Leader en géothermie
Leader en géothermie
Iceland GeoSurvey recherche, conseille et forme
En hiver, les jours sont courts au nord de l’hémisphère Nord. Le début du 20ème siècle a été bien pire, lorsque le charbon était utilisé pour chauffer les maisons et faire fonctionner les usines. Le ciel de Reykjavik était noirci par de sombres nuages de pollution, comme beaucoup d’autres pays.
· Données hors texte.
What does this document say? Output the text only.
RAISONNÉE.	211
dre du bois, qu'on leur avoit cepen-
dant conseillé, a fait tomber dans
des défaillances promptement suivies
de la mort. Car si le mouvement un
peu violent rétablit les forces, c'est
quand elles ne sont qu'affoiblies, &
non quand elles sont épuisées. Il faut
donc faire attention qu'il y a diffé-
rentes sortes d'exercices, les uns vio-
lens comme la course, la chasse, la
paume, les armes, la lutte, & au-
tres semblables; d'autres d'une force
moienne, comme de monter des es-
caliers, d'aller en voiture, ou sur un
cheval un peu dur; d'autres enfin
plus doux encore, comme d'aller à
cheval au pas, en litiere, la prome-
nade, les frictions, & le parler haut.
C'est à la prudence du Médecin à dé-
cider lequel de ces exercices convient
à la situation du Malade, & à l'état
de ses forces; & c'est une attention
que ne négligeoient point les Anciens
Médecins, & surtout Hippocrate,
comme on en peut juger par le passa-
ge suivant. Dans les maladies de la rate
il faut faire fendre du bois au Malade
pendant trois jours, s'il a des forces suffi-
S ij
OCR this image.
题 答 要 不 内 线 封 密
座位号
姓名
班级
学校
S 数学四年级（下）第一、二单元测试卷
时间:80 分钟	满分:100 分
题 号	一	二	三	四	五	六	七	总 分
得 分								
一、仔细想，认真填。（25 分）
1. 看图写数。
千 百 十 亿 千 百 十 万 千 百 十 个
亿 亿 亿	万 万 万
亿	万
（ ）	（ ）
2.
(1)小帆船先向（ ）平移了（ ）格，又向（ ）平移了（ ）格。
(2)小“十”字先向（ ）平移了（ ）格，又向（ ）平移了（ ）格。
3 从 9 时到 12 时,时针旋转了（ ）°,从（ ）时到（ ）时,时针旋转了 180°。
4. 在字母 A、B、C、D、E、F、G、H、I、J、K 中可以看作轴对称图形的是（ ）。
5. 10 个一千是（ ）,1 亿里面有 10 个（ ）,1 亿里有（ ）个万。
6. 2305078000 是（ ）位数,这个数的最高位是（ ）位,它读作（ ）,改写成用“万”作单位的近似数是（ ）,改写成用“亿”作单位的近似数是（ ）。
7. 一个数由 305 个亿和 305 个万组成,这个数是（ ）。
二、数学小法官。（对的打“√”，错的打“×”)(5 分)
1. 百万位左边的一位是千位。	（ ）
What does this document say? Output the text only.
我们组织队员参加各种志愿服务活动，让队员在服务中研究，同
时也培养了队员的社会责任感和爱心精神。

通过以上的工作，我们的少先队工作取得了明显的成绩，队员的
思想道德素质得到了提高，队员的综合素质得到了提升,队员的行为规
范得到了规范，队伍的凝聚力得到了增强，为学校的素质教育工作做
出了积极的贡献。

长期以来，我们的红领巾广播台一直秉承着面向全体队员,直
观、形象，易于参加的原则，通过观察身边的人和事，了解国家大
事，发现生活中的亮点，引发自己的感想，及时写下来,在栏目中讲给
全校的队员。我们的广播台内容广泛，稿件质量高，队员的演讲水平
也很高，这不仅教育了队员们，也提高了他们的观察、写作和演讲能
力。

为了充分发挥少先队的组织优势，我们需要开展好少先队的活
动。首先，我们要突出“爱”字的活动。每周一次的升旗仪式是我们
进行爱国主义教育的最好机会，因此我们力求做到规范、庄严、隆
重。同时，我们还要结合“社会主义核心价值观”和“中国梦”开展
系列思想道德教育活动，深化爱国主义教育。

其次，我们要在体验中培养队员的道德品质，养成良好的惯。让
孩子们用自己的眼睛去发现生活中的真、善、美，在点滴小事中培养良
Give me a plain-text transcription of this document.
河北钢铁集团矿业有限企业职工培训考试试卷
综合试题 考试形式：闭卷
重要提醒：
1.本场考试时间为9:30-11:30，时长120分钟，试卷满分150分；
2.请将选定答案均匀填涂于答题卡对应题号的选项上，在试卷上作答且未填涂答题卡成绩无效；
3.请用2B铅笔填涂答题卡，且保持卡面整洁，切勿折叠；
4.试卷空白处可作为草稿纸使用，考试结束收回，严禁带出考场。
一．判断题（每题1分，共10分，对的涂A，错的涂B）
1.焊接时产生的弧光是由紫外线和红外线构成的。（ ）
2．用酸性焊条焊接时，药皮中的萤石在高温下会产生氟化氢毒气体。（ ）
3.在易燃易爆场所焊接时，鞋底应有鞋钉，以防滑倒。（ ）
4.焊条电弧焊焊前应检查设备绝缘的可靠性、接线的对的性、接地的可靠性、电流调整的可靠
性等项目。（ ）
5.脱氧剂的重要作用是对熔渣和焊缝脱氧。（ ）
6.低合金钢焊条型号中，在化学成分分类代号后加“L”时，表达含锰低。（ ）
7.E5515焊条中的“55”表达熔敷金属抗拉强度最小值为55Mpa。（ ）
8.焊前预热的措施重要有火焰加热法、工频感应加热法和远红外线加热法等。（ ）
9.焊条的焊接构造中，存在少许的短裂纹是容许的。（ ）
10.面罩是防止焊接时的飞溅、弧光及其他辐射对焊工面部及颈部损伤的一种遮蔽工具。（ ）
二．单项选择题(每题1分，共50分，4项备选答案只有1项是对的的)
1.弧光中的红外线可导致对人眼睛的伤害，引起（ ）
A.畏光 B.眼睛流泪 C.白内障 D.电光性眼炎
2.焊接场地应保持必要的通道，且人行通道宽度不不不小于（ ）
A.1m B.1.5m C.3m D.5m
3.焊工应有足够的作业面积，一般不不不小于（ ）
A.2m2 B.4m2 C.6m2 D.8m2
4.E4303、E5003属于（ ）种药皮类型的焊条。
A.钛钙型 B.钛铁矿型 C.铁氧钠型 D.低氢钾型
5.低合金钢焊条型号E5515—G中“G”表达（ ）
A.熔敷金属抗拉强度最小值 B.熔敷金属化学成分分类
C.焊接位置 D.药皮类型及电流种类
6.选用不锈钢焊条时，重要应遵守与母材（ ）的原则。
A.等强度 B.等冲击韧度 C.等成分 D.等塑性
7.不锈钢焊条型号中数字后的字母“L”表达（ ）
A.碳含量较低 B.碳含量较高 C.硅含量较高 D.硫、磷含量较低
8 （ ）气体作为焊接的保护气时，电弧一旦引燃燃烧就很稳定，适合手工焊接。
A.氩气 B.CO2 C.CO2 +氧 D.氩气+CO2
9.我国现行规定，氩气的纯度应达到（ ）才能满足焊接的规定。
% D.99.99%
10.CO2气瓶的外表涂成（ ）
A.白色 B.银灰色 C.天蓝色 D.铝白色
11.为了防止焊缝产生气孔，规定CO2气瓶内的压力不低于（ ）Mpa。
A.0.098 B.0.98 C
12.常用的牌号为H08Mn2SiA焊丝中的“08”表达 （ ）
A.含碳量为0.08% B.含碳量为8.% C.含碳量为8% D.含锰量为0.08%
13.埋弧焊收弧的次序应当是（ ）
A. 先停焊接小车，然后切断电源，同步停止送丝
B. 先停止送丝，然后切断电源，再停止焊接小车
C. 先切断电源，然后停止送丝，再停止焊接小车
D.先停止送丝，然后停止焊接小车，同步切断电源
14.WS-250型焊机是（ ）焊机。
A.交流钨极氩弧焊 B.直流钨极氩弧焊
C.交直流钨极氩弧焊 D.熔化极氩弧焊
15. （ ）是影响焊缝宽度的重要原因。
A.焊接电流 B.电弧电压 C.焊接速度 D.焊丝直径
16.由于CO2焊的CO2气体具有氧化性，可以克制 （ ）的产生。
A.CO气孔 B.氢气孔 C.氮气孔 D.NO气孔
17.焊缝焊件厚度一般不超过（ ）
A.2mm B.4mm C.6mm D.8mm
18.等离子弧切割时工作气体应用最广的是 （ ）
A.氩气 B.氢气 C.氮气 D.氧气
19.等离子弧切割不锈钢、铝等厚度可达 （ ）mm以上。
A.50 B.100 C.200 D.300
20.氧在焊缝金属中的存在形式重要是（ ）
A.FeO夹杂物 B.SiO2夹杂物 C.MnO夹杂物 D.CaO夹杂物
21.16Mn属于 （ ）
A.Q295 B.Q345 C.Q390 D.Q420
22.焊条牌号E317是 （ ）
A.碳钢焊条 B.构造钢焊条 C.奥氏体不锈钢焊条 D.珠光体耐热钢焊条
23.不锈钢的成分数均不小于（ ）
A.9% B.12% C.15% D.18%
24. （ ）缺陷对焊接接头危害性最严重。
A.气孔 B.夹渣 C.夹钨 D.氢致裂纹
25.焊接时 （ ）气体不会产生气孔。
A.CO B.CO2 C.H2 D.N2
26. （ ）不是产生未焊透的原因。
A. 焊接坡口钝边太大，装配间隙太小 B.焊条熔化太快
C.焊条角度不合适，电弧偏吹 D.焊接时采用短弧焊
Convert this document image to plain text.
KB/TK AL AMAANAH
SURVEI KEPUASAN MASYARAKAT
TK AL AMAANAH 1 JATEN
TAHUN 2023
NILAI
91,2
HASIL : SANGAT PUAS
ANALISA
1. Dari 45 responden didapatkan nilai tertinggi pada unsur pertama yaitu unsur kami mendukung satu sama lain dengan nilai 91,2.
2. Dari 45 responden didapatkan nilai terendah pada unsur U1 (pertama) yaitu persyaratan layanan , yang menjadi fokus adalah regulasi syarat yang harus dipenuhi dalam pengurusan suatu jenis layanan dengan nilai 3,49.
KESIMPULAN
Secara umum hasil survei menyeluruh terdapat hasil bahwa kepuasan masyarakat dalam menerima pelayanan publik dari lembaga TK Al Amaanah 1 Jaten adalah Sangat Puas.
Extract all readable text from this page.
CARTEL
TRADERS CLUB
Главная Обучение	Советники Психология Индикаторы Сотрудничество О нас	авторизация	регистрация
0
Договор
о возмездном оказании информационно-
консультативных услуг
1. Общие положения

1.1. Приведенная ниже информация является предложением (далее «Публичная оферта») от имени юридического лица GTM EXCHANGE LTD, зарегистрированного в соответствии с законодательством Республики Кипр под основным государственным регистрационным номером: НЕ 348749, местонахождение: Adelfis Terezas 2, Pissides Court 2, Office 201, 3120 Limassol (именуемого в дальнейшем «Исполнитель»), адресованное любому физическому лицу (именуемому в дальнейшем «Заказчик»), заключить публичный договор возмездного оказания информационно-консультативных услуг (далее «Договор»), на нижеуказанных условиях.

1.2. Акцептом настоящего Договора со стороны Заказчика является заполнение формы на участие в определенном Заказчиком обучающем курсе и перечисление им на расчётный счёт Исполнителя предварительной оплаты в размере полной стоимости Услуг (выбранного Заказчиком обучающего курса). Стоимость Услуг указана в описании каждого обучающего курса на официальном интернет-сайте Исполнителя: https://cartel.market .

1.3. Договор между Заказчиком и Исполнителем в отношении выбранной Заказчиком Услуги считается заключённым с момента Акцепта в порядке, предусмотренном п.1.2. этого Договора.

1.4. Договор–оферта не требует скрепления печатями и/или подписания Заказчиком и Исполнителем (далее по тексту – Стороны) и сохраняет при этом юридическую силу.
Cependant, en 1928 l’horizon de Reykjavik était sur le point de changer. L’Islande a été l’un des premiers pays à reconnaître le potentiel de la géothermie et de l’exploiter pour le chauffage domestique. Les progrès de la recherche et de la technologie a conduit à une lente diminution des émissions de CO2. En 1975, le nombre de maisons à Reykjavik chauffée à l’eau chaude a dépassé 96% et les émissions de carbone ont diminué drastiquement à environ 20.000 tonnes/an. Il y eut de nombreuses améliorations successives et de nos jours, presque chaque maison étant connectée au réseau, les émissions sont négligeables et le ciel est de nouveau tout à fait clair.
Les origines de cette spécialisation
La recherche et le développement dans le domaine de la géothermie a été dirigé par des ingénieurs et des universitaires islandais, en collaboration avec l’industrie et les compagnies d’électricité. En 2003, Iceland  GeoSurvey ou ÍSOR, été détachée de sa société mère, l’Autorité nationale de l’énergie de l’Islande, Orkustofnun, et chargé d’assurer la recherche, la formation et les services de conseil dans le monde entier à destination de  l’industrie de la géothermie.

Éducation et formation
ÍSOR est devenu la référence en termes d’expertise scientifique et technique, non seulement en Islande, mais partout dans le monde, en se basant sur plus de 60 ans d’expérience. Iceland  GeoSurvey gère la majeure partie de l’enseignement dans le Programme de formation géothermique de l’ONU, enseigné à la fois dans les pays en développement, à l’Université d’Islande, de l’Université de Reykjavik et REYST. Les ingénieurs sont formés au niveau doctorat et les diplômés maintiennent un contact étroit une fois sur le terrain dans leur propre pays. Depuis 1979, ÍSOR a formé plus de 480 ingénieurs, travaillant en Afrique, en Asie, en Europe centrale et en Amérique du Sud.
Cartographie géologique
Depuis plusieurs décennies, les spécialistes de ÍSOR ont été impliqués dans la création de cartes géologiques très précises à travers l’Islande pour les compagnies énergétiques, de municipalités et de clients privés.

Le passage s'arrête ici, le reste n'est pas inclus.